María Asunción avait mis à peine cinq minutes pour lire mon texte, pour me dire que je m’en étais très bien sorti et me demander pourquoi je pouvais penser que son aide me serait d’une quelconque utilité. Fallait attaquer, pas se laisser impressionner, attaquer sec ! que je me disais. Je lui ai fichu directement la main sur le cul.

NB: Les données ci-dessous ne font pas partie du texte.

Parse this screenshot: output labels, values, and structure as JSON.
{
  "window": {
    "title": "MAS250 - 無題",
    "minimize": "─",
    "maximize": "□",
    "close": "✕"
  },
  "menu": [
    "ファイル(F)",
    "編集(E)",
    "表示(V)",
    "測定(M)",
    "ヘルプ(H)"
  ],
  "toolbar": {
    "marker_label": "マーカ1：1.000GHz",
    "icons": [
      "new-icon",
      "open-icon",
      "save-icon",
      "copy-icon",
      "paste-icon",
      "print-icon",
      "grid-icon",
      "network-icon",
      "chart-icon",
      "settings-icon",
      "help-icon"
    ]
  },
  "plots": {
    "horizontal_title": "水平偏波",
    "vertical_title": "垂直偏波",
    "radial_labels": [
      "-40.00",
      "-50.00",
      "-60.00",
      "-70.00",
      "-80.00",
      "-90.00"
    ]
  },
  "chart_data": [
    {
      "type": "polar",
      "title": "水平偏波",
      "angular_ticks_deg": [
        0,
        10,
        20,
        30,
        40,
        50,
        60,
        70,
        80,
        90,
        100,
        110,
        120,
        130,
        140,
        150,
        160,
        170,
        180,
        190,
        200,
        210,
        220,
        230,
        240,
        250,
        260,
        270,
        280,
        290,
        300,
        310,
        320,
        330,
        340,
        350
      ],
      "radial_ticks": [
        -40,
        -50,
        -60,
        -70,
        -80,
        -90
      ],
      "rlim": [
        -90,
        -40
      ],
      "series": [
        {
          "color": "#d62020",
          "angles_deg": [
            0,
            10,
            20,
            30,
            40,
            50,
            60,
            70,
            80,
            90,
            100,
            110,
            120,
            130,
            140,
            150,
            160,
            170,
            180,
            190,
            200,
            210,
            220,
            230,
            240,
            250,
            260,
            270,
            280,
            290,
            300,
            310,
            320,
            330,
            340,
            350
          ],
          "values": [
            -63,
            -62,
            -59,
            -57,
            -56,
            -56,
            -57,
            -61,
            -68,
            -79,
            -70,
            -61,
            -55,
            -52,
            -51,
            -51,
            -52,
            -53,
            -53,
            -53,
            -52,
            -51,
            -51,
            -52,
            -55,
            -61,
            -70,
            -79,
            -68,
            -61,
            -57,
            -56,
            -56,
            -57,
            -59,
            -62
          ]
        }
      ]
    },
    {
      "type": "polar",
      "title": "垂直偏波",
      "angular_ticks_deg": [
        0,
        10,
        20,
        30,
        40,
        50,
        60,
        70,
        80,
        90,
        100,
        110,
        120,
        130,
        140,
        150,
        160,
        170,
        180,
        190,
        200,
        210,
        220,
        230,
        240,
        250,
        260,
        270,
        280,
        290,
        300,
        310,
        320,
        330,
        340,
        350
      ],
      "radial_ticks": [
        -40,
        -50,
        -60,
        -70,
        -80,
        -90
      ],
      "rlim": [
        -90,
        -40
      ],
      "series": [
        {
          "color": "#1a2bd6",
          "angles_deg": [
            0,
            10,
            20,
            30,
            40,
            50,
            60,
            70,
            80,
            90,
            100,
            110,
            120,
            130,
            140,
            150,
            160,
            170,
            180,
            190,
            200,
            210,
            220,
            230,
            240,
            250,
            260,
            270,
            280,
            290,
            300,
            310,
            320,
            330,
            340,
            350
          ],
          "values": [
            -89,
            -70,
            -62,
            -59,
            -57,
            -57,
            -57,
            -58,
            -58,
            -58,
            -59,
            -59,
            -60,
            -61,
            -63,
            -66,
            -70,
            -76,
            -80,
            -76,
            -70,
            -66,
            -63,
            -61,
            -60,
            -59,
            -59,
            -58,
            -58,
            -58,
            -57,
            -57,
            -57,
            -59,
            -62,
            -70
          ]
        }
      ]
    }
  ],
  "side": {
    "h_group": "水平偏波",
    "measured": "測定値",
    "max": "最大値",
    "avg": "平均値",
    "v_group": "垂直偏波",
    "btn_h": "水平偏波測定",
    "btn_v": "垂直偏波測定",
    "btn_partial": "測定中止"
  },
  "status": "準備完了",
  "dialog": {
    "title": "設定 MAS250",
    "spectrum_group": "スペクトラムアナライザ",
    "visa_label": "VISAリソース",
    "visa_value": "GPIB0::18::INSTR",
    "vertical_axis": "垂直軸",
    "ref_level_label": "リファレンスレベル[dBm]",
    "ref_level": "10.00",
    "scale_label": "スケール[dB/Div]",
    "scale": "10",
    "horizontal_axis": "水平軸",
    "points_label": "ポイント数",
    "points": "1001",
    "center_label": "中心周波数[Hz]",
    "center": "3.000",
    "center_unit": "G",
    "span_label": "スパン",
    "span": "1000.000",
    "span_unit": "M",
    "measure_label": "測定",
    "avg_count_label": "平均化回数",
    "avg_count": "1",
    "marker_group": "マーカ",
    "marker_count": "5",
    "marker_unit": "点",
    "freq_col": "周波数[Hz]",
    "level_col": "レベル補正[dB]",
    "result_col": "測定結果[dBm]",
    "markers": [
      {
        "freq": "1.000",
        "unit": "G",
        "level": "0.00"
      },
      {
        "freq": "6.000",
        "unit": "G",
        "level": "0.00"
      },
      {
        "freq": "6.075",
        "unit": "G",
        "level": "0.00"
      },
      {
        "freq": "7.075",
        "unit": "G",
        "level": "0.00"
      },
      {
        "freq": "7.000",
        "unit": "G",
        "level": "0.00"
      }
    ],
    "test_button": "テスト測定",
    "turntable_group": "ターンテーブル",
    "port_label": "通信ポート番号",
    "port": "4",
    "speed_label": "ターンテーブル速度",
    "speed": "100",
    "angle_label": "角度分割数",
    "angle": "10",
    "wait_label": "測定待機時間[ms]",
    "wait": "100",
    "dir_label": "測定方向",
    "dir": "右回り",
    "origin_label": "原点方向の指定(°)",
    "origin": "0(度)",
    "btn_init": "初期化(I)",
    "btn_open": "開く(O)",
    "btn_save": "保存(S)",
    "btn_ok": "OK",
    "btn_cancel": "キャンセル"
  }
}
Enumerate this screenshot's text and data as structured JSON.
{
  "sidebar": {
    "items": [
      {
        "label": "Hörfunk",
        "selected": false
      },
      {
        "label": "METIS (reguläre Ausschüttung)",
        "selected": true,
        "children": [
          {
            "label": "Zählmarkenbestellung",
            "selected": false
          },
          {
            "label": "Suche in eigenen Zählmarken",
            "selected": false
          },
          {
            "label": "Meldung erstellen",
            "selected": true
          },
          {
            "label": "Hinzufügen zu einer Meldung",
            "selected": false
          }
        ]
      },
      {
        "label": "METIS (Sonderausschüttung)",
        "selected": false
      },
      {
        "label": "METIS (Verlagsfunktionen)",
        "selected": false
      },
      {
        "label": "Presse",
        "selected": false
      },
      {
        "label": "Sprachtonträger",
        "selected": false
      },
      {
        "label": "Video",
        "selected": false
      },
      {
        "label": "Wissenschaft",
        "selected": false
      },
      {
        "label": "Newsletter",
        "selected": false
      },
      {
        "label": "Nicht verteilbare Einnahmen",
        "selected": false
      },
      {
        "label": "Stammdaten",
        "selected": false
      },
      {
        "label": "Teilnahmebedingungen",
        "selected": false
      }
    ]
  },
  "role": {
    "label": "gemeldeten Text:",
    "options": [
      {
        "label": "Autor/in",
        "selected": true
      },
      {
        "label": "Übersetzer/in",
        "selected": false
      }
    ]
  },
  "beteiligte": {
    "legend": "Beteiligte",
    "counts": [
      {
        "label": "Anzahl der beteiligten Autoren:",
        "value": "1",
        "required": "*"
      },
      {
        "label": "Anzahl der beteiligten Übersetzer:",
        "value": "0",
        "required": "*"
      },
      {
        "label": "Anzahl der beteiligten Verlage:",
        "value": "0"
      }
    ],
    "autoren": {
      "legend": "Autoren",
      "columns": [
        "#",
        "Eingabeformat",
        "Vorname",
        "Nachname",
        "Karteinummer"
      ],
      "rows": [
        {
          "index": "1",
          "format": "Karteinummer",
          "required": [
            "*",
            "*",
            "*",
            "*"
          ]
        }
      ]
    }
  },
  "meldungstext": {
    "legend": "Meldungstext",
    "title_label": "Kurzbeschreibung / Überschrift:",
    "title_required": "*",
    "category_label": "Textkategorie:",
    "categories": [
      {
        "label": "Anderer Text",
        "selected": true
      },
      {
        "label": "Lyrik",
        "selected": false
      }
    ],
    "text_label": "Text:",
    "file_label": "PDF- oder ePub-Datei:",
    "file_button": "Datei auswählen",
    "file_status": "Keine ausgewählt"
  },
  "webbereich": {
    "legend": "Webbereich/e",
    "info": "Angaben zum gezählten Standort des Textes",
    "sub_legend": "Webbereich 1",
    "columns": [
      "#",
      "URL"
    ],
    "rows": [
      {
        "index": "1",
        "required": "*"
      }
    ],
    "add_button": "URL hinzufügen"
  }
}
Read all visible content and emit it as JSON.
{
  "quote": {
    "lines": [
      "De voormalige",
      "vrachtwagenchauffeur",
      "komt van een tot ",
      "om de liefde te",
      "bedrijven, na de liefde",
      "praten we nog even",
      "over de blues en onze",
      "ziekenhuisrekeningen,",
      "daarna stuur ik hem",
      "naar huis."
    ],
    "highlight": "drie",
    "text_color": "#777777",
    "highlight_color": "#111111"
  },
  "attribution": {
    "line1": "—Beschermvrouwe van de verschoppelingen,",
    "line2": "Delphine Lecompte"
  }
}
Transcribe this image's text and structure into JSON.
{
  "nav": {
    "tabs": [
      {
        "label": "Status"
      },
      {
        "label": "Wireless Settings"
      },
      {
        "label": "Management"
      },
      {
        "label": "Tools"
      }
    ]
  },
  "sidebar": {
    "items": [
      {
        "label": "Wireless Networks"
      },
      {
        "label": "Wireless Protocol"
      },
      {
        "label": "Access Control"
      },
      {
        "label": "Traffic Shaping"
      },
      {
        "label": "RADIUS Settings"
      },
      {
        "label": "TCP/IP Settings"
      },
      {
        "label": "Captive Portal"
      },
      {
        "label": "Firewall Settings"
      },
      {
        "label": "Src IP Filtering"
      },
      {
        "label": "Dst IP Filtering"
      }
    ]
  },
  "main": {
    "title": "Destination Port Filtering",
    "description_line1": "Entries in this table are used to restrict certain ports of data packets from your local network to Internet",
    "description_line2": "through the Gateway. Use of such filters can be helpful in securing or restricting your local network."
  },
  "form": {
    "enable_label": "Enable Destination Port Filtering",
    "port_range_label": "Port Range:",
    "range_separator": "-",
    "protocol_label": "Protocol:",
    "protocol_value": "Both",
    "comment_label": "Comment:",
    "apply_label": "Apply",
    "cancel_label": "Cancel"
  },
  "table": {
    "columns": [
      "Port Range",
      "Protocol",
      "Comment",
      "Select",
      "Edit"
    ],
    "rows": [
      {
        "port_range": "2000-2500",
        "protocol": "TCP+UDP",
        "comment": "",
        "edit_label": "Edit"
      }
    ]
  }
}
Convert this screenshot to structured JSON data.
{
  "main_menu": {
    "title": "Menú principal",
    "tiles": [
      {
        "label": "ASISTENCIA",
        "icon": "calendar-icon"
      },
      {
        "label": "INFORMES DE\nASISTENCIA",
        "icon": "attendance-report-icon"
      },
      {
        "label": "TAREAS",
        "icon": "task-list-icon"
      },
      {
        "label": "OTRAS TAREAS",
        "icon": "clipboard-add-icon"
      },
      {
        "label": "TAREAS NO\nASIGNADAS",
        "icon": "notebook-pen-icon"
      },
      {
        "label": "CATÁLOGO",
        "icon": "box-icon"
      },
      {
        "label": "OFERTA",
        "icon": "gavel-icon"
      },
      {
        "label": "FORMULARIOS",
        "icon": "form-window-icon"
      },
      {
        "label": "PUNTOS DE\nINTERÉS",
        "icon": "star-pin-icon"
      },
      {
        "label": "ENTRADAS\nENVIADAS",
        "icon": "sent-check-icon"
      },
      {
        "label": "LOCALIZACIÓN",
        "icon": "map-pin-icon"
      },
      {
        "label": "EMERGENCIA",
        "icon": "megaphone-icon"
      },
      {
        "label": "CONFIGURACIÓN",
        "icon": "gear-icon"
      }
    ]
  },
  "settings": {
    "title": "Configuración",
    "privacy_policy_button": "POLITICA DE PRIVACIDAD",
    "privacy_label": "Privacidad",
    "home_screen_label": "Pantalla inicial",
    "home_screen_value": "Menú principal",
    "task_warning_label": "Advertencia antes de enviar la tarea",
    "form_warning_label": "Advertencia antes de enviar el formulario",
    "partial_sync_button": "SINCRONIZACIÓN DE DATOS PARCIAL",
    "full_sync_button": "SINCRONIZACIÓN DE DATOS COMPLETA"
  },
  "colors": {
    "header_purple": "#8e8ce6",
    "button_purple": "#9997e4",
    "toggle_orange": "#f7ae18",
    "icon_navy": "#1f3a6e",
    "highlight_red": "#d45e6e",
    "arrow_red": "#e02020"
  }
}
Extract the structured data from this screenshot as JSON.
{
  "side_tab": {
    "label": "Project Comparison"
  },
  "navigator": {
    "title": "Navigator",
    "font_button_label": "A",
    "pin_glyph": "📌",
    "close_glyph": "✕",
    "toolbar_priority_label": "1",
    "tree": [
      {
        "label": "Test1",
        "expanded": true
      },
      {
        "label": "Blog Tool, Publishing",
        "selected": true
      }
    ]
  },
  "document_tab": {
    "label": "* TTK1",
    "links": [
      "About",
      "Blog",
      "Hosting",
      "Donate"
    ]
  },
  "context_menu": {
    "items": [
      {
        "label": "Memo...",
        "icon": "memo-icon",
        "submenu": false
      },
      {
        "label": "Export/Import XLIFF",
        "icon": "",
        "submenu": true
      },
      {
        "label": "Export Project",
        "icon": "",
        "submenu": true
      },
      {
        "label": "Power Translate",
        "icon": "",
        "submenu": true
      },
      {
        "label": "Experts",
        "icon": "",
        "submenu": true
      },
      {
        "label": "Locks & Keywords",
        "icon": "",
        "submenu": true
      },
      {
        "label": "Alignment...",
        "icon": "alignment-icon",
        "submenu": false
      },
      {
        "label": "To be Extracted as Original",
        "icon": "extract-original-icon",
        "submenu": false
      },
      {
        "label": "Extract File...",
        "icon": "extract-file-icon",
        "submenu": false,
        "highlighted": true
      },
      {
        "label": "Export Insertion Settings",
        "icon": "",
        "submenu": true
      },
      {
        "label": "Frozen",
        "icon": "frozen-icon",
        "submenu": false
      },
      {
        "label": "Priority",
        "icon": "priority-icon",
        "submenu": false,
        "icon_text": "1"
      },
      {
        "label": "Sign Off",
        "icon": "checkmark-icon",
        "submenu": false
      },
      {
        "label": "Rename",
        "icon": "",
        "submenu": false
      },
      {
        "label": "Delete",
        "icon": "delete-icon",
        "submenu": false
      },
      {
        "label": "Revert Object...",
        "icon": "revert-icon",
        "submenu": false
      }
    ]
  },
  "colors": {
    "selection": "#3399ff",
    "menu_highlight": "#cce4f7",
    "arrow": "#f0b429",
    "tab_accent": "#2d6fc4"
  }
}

- Monsieur Monluc, voyons, vous vous égarez !
- Il faut que je vous avoue un secret.
- Oh, on ne m’a jamais fait un tel affront !

Elle n’en enlevait pas pour autant ma main qui lui pétrissait l’arrière-train. Attends, ma frigide, tu vas voir encore plein d’autres choses qu’on t’a jamais faites, ça va faire sauter tes maux de tête au plafond !

- Laissez-moi vous dire combien je vous trouve séduisante, vous êtes une femme, une vraie femme, comme on n’en fait plus, et puis, je suis sûr que vous savez que vous me plaisez, et depuis longtemps !
- Voyons, Charles, je suis une femme mariée, une femme honnête, une femme fidèle, laissez-moi !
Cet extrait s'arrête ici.